Dutch duo stun Swiss to halve deficit

Surely a Davis Cup champion is not meant to struggle like this, not against seriously weakened opposition. The odds are still heavily on Switzerland pulling through this Davis Cup World Group play-off, but their Dutch opponents are making them fight every inch of the way.

Before this tie began, Jan Siemerink, the Netherlands captain, said he expected his team to lose but if they did he wanted them to go down fighting. They have not disappointed him. Indeed it would be no stretch of the imagination to say that the Dutch could now be 2-1 up instead of 2-1 down.

Thiemo de Bakker had led Stanislas Wawrinka for much of the three hours and nine minutes of the opening rubber on Friday only to falter when in sight of the finish. He was not about to make the same mistake a second time in the doubles on Saturday.

At two sets to one down it was the reverse of his singles match, but this time, alongside Matwe Middelkoop, he showed a steady nerve as well as great resilience to beat Roger Federer and Marco Chiudinelli 7-6(7), 4-6, 4-6, 6-4, 6-1 and take this tie to the final day. Middelkoop and de Bakker saved 11 of 13 break points.

The fact that it was the first time the two Swiss players had played together in the Davis Cup was no excuse; de Bakker and Middelkoop had never played together at all. “The first time,” said Middelkoop. “And the last time,” joked de Bakker.

“We knew before that our type of game is really comfortable with each other,” said the 32-year-old Middelkoop, who was enjoying his finest moment on a tennis court. “We both have good serves, good returns and that made up really well for the match - I think the end result is great. To win against Roger, yeah that’s special.”

The Swiss team had all agreed that the 2008 Beijing Olympics gold-medal winning partnership of Federer and Wawrinka should be temporarily broken up in order to give the latter some much needed rest, but if Switzerland is to win this tie in four rubbers perhaps it might have been more advisable to rest Federer.

The great man has a slight leg strain which needed massage at the end of the third set, but should be fit to face de Bakker, against whom he has not dropped a set in three matches, in the first of Sunday’s reverse singles. Also, of course, de Bakker has now played 10 sets of tennis in 48 hours.

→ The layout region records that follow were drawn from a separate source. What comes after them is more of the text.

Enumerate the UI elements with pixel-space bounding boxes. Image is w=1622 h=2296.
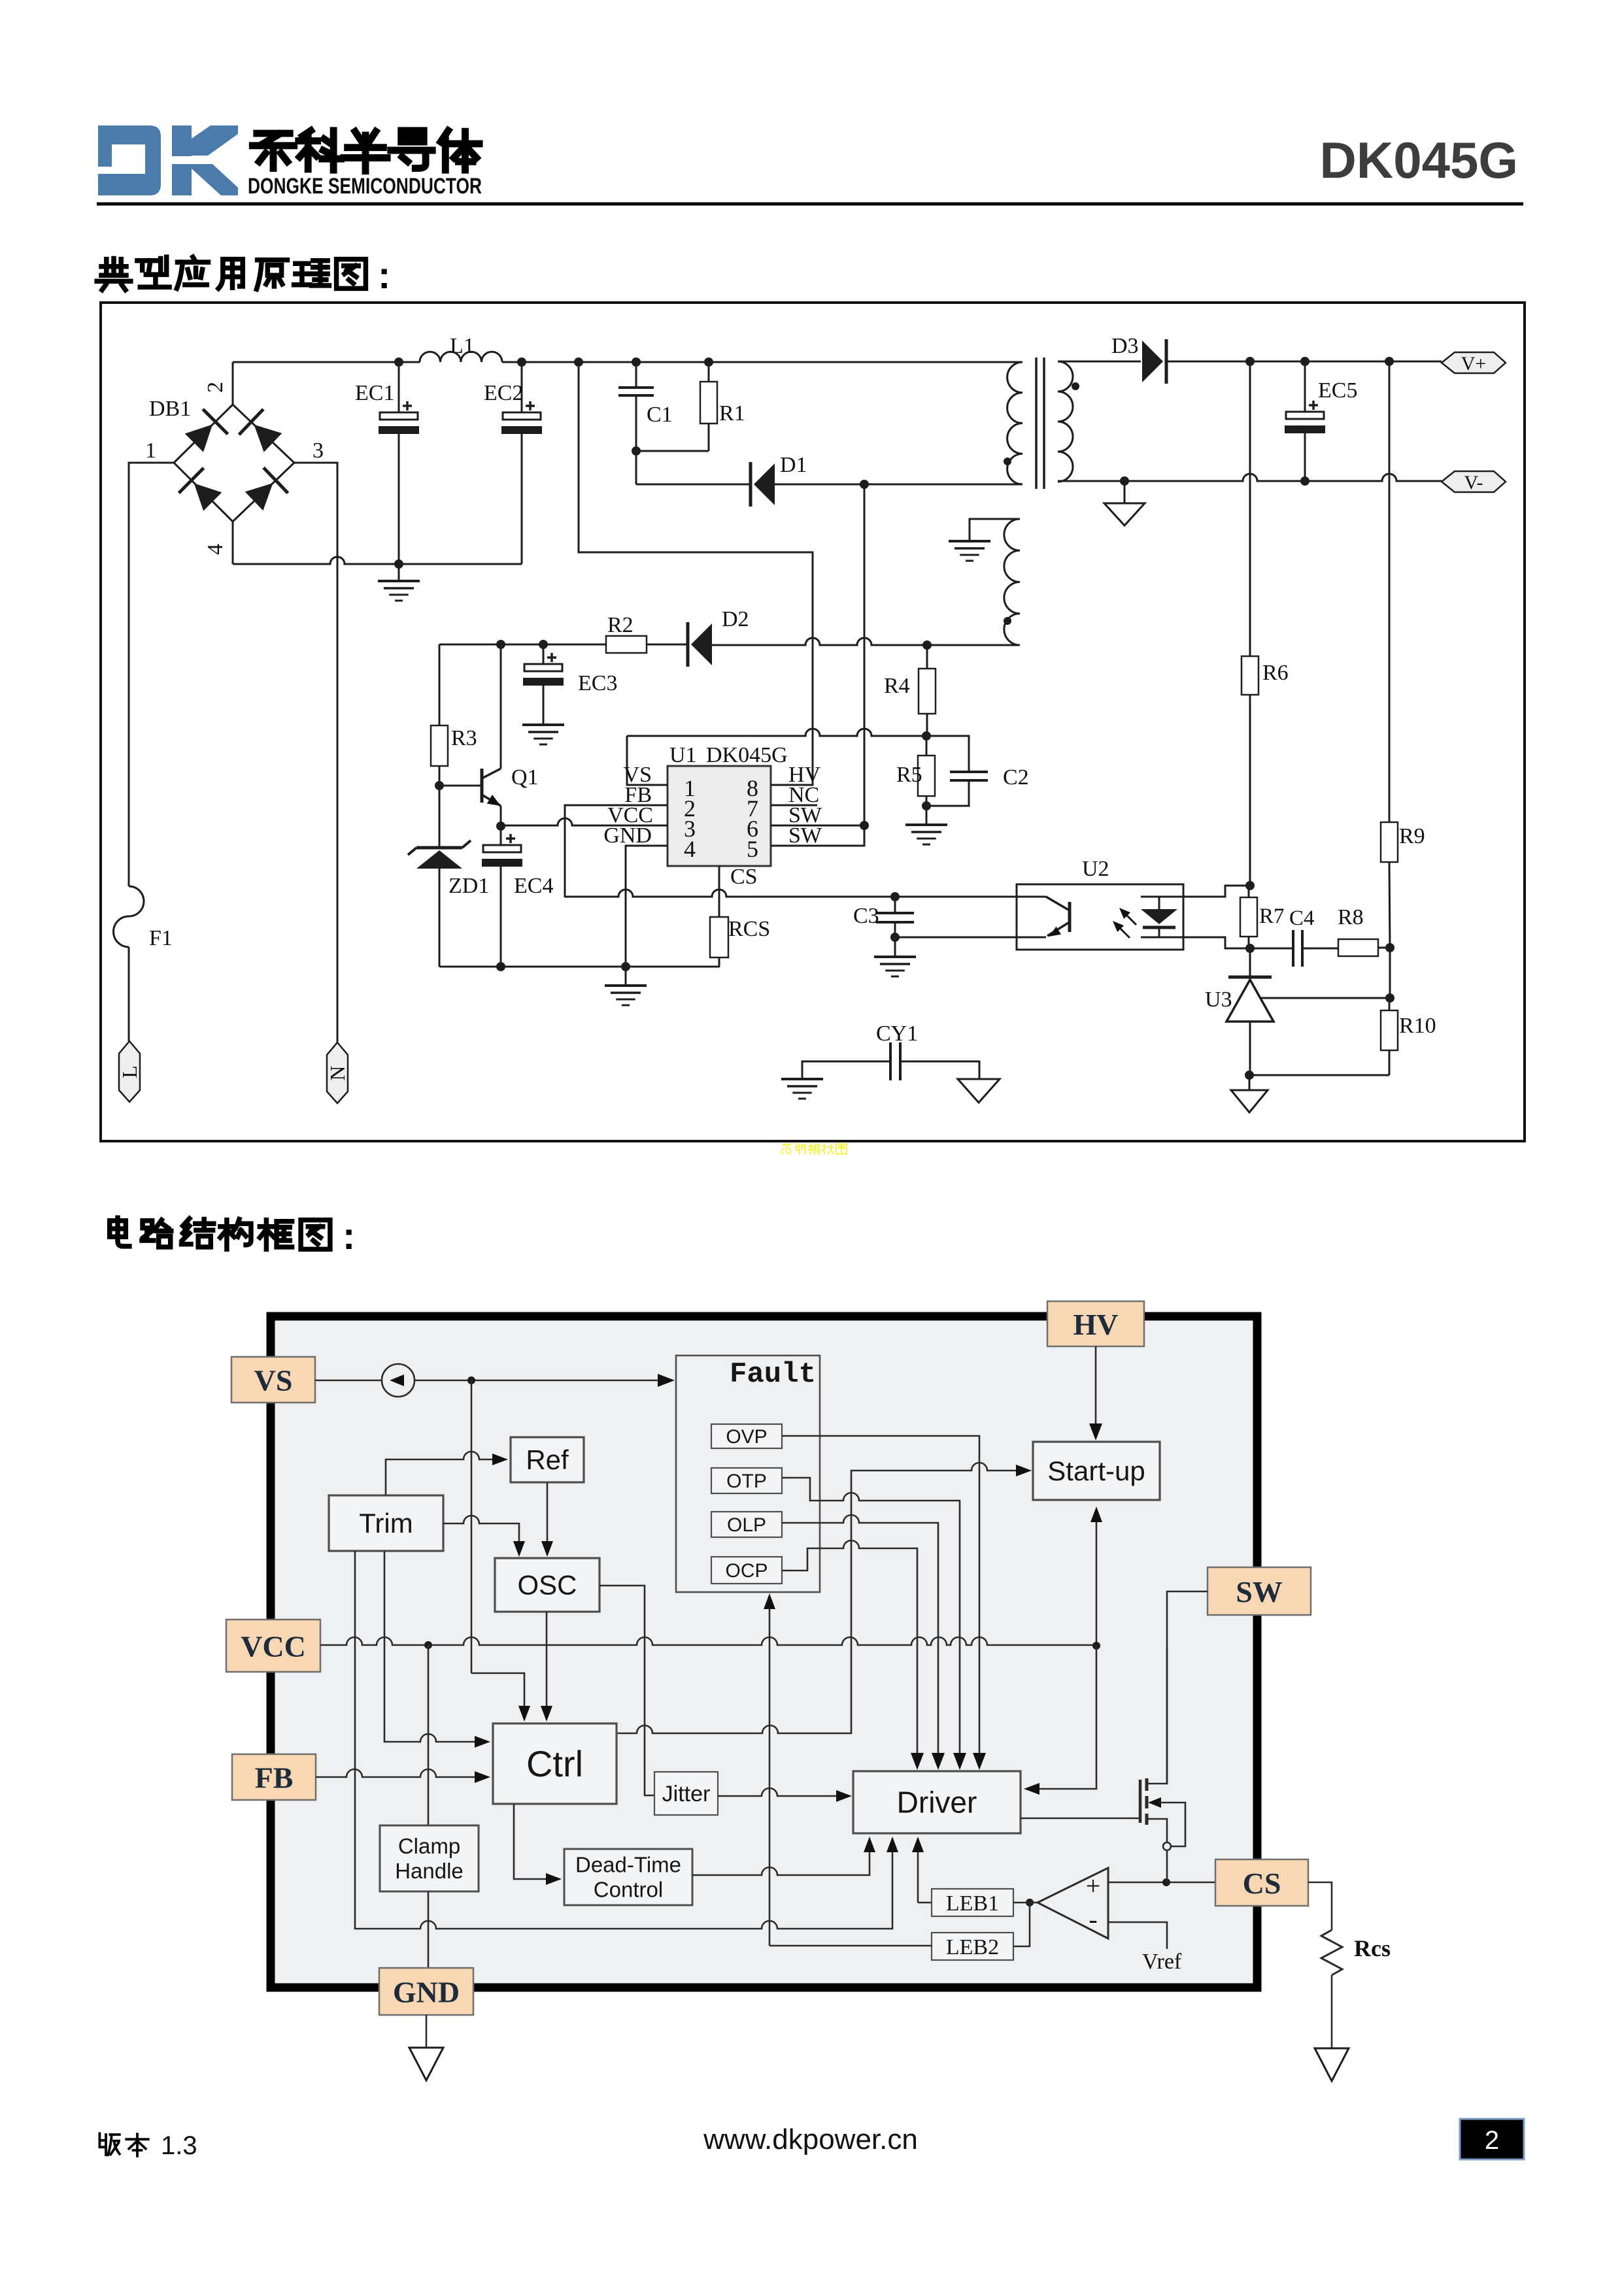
wire V- rail	[1058, 474, 1442, 481]
ground GND port	[426, 2015, 428, 2048]
inductor L1	[420, 352, 502, 362]
node Vp-R6	[1245, 357, 1255, 366]
svg-text:Start-up: Start-up	[1047, 1456, 1145, 1486]
svg-text:+: +	[1086, 1871, 1101, 1901]
node VCC clamp	[424, 1641, 432, 1649]
resistor R10	[1381, 1010, 1398, 1050]
node VCC-Q1e	[496, 822, 505, 831]
node comp out	[1026, 1899, 1034, 1906]
wire Trim to OSC	[443, 1516, 519, 1542]
transformer aux winding	[1004, 519, 1020, 645]
node top-EC1	[394, 358, 403, 367]
svg-text:D2: D2	[722, 607, 749, 631]
svg-text:OSC: OSC	[517, 1570, 577, 1601]
arrows into Driver top	[911, 1753, 924, 1770]
wire secondary top to D3	[1058, 361, 1141, 363]
svg-text:C2: C2	[1003, 765, 1029, 790]
node SW-primary	[860, 480, 869, 489]
ground secondary	[1124, 481, 1126, 503]
pin5 SW wire	[771, 825, 864, 846]
wire D1 to SW node	[775, 484, 1022, 486]
wire SW	[1167, 1591, 1208, 1647]
wire R2-D2	[647, 644, 688, 646]
wire HV to Start-up	[1095, 1346, 1097, 1425]
svg-text:R5: R5	[896, 763, 922, 787]
transformer T1 secondary	[1058, 361, 1073, 482]
svg-text:R2: R2	[607, 613, 634, 637]
node top-HV	[574, 358, 583, 367]
node VS div	[922, 731, 931, 740]
title 电路结构框图:	[110, 1218, 129, 1246]
node gnd pin	[621, 962, 630, 971]
port VCC	[226, 1620, 320, 1672]
node Vp-R9	[1385, 357, 1394, 366]
node top-EC2	[517, 358, 526, 367]
svg-text:Ctrl: Ctrl	[526, 1743, 583, 1784]
block LEB1	[932, 1889, 1013, 1916]
svg-text:OTP: OTP	[726, 1471, 767, 1492]
node Q1c	[496, 640, 505, 649]
wire comp to LEB2	[1013, 1903, 1030, 1946]
shunt regulator U3	[1249, 948, 1251, 977]
node U3 gnd	[1245, 1071, 1254, 1080]
node Q1 base	[435, 781, 444, 790]
schematic frame	[101, 303, 1525, 1141]
node VCC right	[1092, 1642, 1100, 1650]
optocoupler U2	[1017, 884, 1183, 950]
wire Trim to Ref	[386, 1452, 492, 1495]
svg-text:CS: CS	[1243, 1867, 1281, 1900]
node CS	[1162, 1878, 1170, 1886]
wire Ref to OSC	[547, 1482, 549, 1542]
svg-text:VS: VS	[254, 1364, 293, 1397]
wire OVP out	[782, 1436, 979, 1755]
wire Clamp to GND	[428, 1891, 430, 1968]
resistor R2	[606, 636, 647, 653]
connector N	[327, 1042, 348, 1103]
svg-text::: :	[378, 254, 390, 297]
diode D1	[754, 463, 775, 505]
FB net wire	[565, 890, 1017, 897]
opto light arrows	[1122, 910, 1136, 925]
wire Trim left leg	[355, 1551, 892, 1929]
wire bottom bus	[232, 522, 234, 564]
svg-text:EC2: EC2	[484, 381, 523, 405]
MOSFET Q	[1021, 1818, 1140, 1820]
node R6-R7	[1245, 881, 1255, 890]
wire comp plus input	[1108, 1882, 1215, 1884]
svg-text:R6: R6	[1262, 661, 1289, 685]
block Jitter	[654, 1772, 718, 1815]
footer page box	[1460, 2119, 1524, 2159]
resistor R6	[1249, 361, 1251, 656]
wire R9 to ref node	[1389, 948, 1391, 998]
svg-text:Handle: Handle	[395, 1859, 464, 1883]
wire D2 to aux	[712, 638, 1020, 645]
svg-text:F1: F1	[149, 926, 173, 950]
svg-text:DB1: DB1	[149, 397, 191, 421]
wire V+ rail	[1166, 361, 1442, 363]
port FB	[232, 1754, 316, 1800]
transistor Q1	[439, 785, 481, 787]
wire OCP out	[782, 1540, 917, 1755]
block LEB2	[932, 1933, 1013, 1960]
svg-text:1: 1	[145, 439, 156, 463]
svg-text:RCS: RCS	[728, 917, 770, 941]
svg-text:L: L	[118, 1065, 141, 1078]
svg-text:C3: C3	[853, 904, 879, 928]
svg-text:C4: C4	[1289, 907, 1315, 930]
svg-text:EC3: EC3	[578, 671, 617, 695]
wire opto top to node	[1183, 886, 1250, 897]
svg-text:SW: SW	[1236, 1575, 1283, 1608]
node EC1-gnd	[394, 559, 403, 569]
svg-text:DONGKE SEMICONDUCTOR: DONGKE SEMICONDUCTOR	[248, 174, 482, 199]
node SW pins	[860, 821, 869, 830]
node ref	[1385, 993, 1394, 1003]
svg-text:D3: D3	[1111, 334, 1139, 358]
wire opto bot to node	[1183, 937, 1250, 948]
wire Jitter to Driver	[718, 1788, 837, 1796]
ground EC3	[522, 724, 564, 726]
resistor R9	[1389, 361, 1391, 822]
capacitor C4	[1250, 948, 1293, 950]
svg-text:R1: R1	[719, 401, 745, 425]
diode D2	[691, 624, 712, 665]
svg-text:N: N	[326, 1065, 349, 1080]
svg-text:Driver: Driver	[897, 1786, 977, 1820]
svg-text:FB: FB	[255, 1761, 294, 1795]
svg-text:U2: U2	[1082, 857, 1109, 881]
svg-text:R10: R10	[1399, 1014, 1436, 1038]
ground C3	[894, 937, 896, 957]
ground aux	[949, 540, 990, 542]
block Dead-Time Control	[564, 1849, 692, 1905]
port GND	[379, 1968, 473, 2015]
fuse F1	[114, 886, 144, 947]
svg-text:3: 3	[313, 439, 324, 463]
svg-text:EC1: EC1	[355, 381, 394, 405]
capacitor EC4	[483, 845, 521, 852]
wire U3 ref	[1261, 997, 1390, 999]
node Vp-EC5	[1300, 357, 1309, 366]
pin7 NC stub	[771, 805, 817, 807]
svg-text:Q1: Q1	[511, 765, 539, 790]
svg-text:1.3: 1.3	[161, 2131, 197, 2160]
block Ctrl	[493, 1723, 617, 1804]
node sec-gnd	[1120, 476, 1129, 486]
svg-text:C1: C1	[647, 403, 673, 427]
wire snubber to D1	[635, 451, 637, 484]
wire Rcs to gnd	[1331, 1975, 1333, 2048]
capacitor C1	[635, 362, 637, 388]
capacitor C3	[894, 897, 896, 913]
watermark	[781, 1144, 790, 1154]
svg-text:Jitter: Jitter	[662, 1782, 711, 1806]
resistor R8	[1338, 939, 1378, 956]
wire VCC rail	[320, 1637, 1096, 1645]
bridge rectifier DB1	[174, 405, 294, 522]
svg-text:R8: R8	[1338, 905, 1364, 929]
arrow into Fault	[658, 1374, 675, 1387]
block OCP	[711, 1557, 782, 1584]
resistor R1	[708, 362, 710, 382]
svg-text:U1: U1	[669, 743, 697, 767]
resistor RCS	[710, 917, 728, 957]
wire top rail	[233, 361, 420, 363]
svg-text:Trim: Trim	[359, 1508, 413, 1539]
block OLP	[711, 1512, 782, 1537]
block Ref	[511, 1437, 584, 1482]
pin CS wire	[718, 866, 720, 917]
svg-text:Control: Control	[594, 1878, 663, 1902]
pin4 GND wire	[626, 846, 667, 967]
pin1 VS wire	[627, 736, 667, 785]
wire node2 stub	[232, 362, 234, 405]
svg-text::: :	[343, 1215, 355, 1257]
capacitor EC5	[1286, 412, 1324, 419]
diode D3	[1142, 341, 1163, 382]
connector V+	[1442, 352, 1506, 373]
pin2 FB wire	[565, 805, 667, 897]
capacitor EC2	[503, 412, 541, 420]
wire CS to Rcs	[1308, 1882, 1332, 1930]
block Clamp Handle	[380, 1825, 479, 1891]
block OSC	[495, 1558, 600, 1612]
svg-text:EC4: EC4	[514, 874, 553, 898]
block Driver	[853, 1771, 1021, 1833]
wire aux top to gnd	[970, 519, 1020, 541]
wire Ctrl to Start-up	[617, 1463, 1017, 1733]
transformer core	[1035, 358, 1038, 489]
wire Ctrl to DeadTime	[514, 1804, 547, 1879]
wire Trim to Ctrl	[384, 1551, 475, 1742]
svg-text:2: 2	[1485, 2126, 1499, 2155]
footer version	[99, 2133, 119, 2155]
port CS	[1215, 1859, 1308, 1906]
block Fault	[676, 1356, 820, 1592]
ground CY1 left	[781, 1078, 823, 1080]
svg-text:DK045G: DK045G	[1320, 131, 1518, 189]
VS net wire	[627, 729, 926, 736]
wire node3 to N	[294, 463, 337, 1042]
wire R2 rail	[439, 644, 606, 646]
svg-text:R3: R3	[451, 726, 477, 750]
wire comp minus input Vref	[1108, 1922, 1167, 1949]
node top-R1	[704, 358, 713, 367]
svg-text:R7: R7	[1259, 905, 1285, 928]
wire node1 to fuse	[129, 463, 174, 886]
svg-text:VCC: VCC	[241, 1630, 306, 1663]
svg-text:GND: GND	[393, 1976, 460, 2009]
port SW	[1208, 1567, 1311, 1615]
wire VS down	[471, 1380, 473, 1673]
phase dot primary	[1004, 458, 1011, 465]
block diagram frame	[271, 1316, 1257, 1988]
svg-text:www.dkpower.cn: www.dkpower.cn	[703, 2123, 918, 2155]
current source symbol	[315, 1380, 382, 1382]
svg-text:L1: L1	[450, 334, 475, 358]
wire VCC to Start-up bottom	[1096, 1521, 1098, 1646]
port HV	[1047, 1301, 1144, 1346]
wire C3 to opto	[895, 937, 1017, 939]
wire OSC to Jitter	[600, 1586, 654, 1795]
node R7 bottom	[1245, 944, 1255, 953]
ground EC1	[398, 564, 400, 581]
svg-text:LEB2: LEB2	[946, 1935, 999, 1959]
svg-text:-: -	[1089, 1905, 1097, 1934]
header rule	[97, 203, 1523, 206]
block OTP	[711, 1468, 782, 1493]
svg-text:Dead-Time: Dead-Time	[575, 1853, 681, 1877]
zener ZD1	[439, 786, 441, 846]
logo text 东科半导体	[252, 133, 294, 168]
capacitor CY1	[802, 1061, 890, 1079]
node top-C1	[632, 358, 641, 367]
block Trim	[329, 1495, 443, 1551]
wire R10 to gnd	[1249, 1074, 1389, 1076]
block OVP	[711, 1424, 782, 1448]
wire LEB2 left	[769, 1945, 932, 1947]
wire VS to Ctrl top	[471, 1673, 524, 1706]
block Start-up	[1033, 1442, 1160, 1500]
svg-text:Rcs: Rcs	[1354, 1935, 1391, 1961]
wire DeadTime to Driver	[692, 1851, 870, 1875]
connector L	[119, 1041, 140, 1102]
wire FB to Ctrl	[316, 1769, 475, 1777]
svg-text:CY1: CY1	[876, 1022, 918, 1046]
svg-text:SW: SW	[788, 824, 822, 848]
svg-text:R9: R9	[1399, 824, 1425, 848]
wire VCC to Driver right	[1038, 1646, 1096, 1789]
capacitor C2	[926, 736, 969, 772]
node C3 top	[890, 892, 900, 901]
node R5 gnd	[922, 801, 931, 810]
pin3 VCC wire	[501, 818, 667, 825]
svg-text:Fault: Fault	[730, 1358, 816, 1391]
wire LEB2 to Fault bottom	[769, 1607, 771, 1946]
pin8 HV wire	[579, 362, 813, 785]
node VS	[467, 1376, 475, 1384]
node EC4 gnd	[496, 962, 505, 971]
svg-text:CS: CS	[730, 865, 758, 889]
port VS	[231, 1357, 315, 1403]
svg-text:2: 2	[203, 382, 228, 393]
wire LEB1 to Driver	[917, 1851, 919, 1903]
resistor R5	[918, 756, 935, 796]
capacitor EC1	[380, 412, 418, 420]
svg-text:HV: HV	[1073, 1308, 1119, 1341]
svg-text:4: 4	[203, 544, 228, 555]
node EC3	[539, 640, 548, 649]
wire VCC to Clamp	[428, 1645, 430, 1825]
svg-text:U3: U3	[1205, 988, 1232, 1012]
resistor R7	[1240, 897, 1257, 937]
svg-text:V-: V-	[1464, 472, 1483, 493]
svg-text:OVP: OVP	[726, 1426, 767, 1448]
pin6 SW wire	[771, 825, 864, 827]
svg-text:EC5: EC5	[1318, 378, 1357, 403]
svg-text:D1: D1	[780, 453, 807, 477]
wire gnd bus	[439, 966, 720, 968]
logo DK mark	[98, 125, 161, 195]
resistor R3	[439, 644, 441, 725]
svg-text:ZD1: ZD1	[448, 874, 489, 898]
svg-text:R4: R4	[884, 674, 910, 698]
wire OTP out	[782, 1478, 960, 1755]
node R8-R9	[1385, 943, 1394, 952]
svg-text:V+: V+	[1461, 353, 1487, 374]
resistor R4	[926, 645, 928, 669]
svg-text:OCP: OCP	[725, 1560, 768, 1582]
node C3 bottom	[890, 933, 900, 942]
svg-text:5: 5	[747, 836, 758, 862]
transformer T1 primary	[1007, 362, 1022, 484]
svg-text:Vref: Vref	[1142, 1950, 1182, 1974]
IC U1 DK045G	[667, 766, 771, 866]
resistor Rcs zigzag	[1321, 1930, 1342, 1975]
phase dot aux	[1004, 617, 1011, 625]
wire fuse to L	[128, 947, 130, 1041]
SW vertical	[864, 484, 866, 825]
svg-text:DK045G: DK045G	[706, 743, 788, 767]
node R4 top	[922, 641, 932, 650]
svg-text:OLP: OLP	[727, 1514, 766, 1536]
svg-text:LEB1: LEB1	[946, 1891, 999, 1916]
capacitor EC3	[524, 664, 562, 671]
ground U3	[1249, 1075, 1251, 1090]
node Vm-EC5	[1300, 476, 1309, 486]
title 典型应用原理图:	[97, 259, 131, 290]
svg-text:GND: GND	[603, 824, 652, 848]
connector V-	[1442, 471, 1506, 492]
ground R5	[926, 806, 928, 825]
wire OLP out	[782, 1515, 938, 1755]
phase dot secondary	[1072, 382, 1079, 390]
svg-text:4: 4	[684, 836, 696, 862]
ground CY1 right	[958, 1079, 1000, 1103]
comparator	[1038, 1868, 1108, 1938]
ground main	[625, 967, 627, 986]
svg-text:Ref: Ref	[526, 1444, 569, 1475]
node snubber	[632, 446, 641, 456]
wire OSC to Ctrl top	[546, 1612, 548, 1706]
svg-text:Clamp: Clamp	[398, 1834, 460, 1858]
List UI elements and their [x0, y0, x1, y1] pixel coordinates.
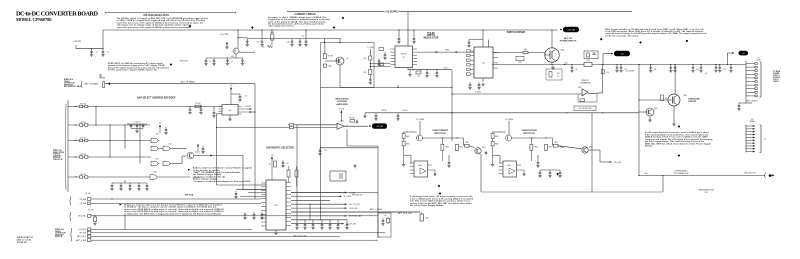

Questioned on why he also took a break at the end of the fourth set, Federer replied: “You have to go to the toilet because you just don’t sweat enough in doubles.”

Mind you, it was getting pretty sweaty for the Swiss in the fifth set - “a blistering fifth set”, as the Dutch captain called it - with his players racing to a 5-0 lead in winning seven consecutive games.

There had been little to separate the two sides for the first four sets, although Switzerland’s first serve percentage clearly let them down in the first set - 54 per cent as against the Netherlands’s 74 per cent. They picked up that percentage dramatically in the second set and by the end of the third seemed to be taking control, but the Dutch were not going to go away.

“I think we played very well for four sets,” said Federer. “They had a good tiebreaker and a good 10 minutes at the end of the fourth and the beginning of the fifth and they deserved victory in the end. Indoor doubles is brutal, it’s very close, plus the surface plays rather quickly, especially in the doubles.”

Federer is scheduled to meet de Bakker in Sunday's first reserve singles, with Wawrinka playing Huta Galung in the fifth rubber.